WASHINGTON – The nearly 5-year-old recovery stalled in the first quarter, but the Federal Reserve said consumer spending and economic growth are picking up momentum following a harsh winter.
In an upbeat assessment, the Fed said Wednesday that it would continue to trim its bond purchases, aimed at lowering long-term interest rates, at a pace that would end the stimulus program by year’s end.
The central bank left its benchmark short-term interest rate near zero and made no other changes to its policy.
The Fed’s unanimously adopted statement was issued at the conclusion of a two-day meeting and just hours after the Commerce Department reported a much-weaker-than-expected estimate of first-quarter economic growth.
The report showed that gross domestic product, or total economic output, expanded at a mere 0.1 percent annual pace in the first three months of the year, one of the weakest growth rates since the recovery began in mid-2009. GDP rose at a solid 3.4 percent annual rate in the second half of last year.
The bigger-than-expected slowdown – analysts had forecast growth of about 1 percent on average – was mostly the result of a sharp decline in business investment and net exports.
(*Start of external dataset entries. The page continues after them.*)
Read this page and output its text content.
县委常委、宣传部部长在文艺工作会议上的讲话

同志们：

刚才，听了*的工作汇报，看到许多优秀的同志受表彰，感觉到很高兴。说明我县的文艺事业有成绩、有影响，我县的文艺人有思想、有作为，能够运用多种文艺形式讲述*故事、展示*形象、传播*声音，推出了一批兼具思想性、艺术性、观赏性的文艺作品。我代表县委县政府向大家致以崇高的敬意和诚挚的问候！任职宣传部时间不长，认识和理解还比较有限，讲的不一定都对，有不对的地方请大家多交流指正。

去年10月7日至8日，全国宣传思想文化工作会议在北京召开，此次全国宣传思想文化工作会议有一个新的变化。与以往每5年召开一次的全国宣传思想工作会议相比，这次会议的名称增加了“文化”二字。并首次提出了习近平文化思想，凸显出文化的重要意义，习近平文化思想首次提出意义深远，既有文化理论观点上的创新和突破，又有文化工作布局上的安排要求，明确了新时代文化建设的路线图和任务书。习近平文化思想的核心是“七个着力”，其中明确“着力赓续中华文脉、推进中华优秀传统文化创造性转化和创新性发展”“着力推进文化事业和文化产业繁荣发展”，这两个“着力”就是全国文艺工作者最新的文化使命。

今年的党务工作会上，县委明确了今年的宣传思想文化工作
Analysts said the unusually cold conditions across much of the country contributed to the pullback in residential building and investments for plants and equipment, something that the Fed also underlined.
Fed officials and many private economists, however, predict economic growth will turn back up this quarter and strengthen as the year progresses.
Even with frigid weather dampening home-building and car sales earlier this year, Wednesday’s report showed consumer spending slowed only modestly from the fourth quarter, thanks to stronger outlays for health care and other services.
“As the weather has returned to seasonal norms, we have already seen a marked improvement in the monthly data for March, which suggests that there will be a big rebound in second-quarter GDP growth,” said Paul Ashworth, chief U.S. economist at Capital Economics.
After a modest and choppy recovery, many analysts think the economy could see significantly stronger activity this year – about 3 percent versus an average of a little more than 2 percent since the recovery began.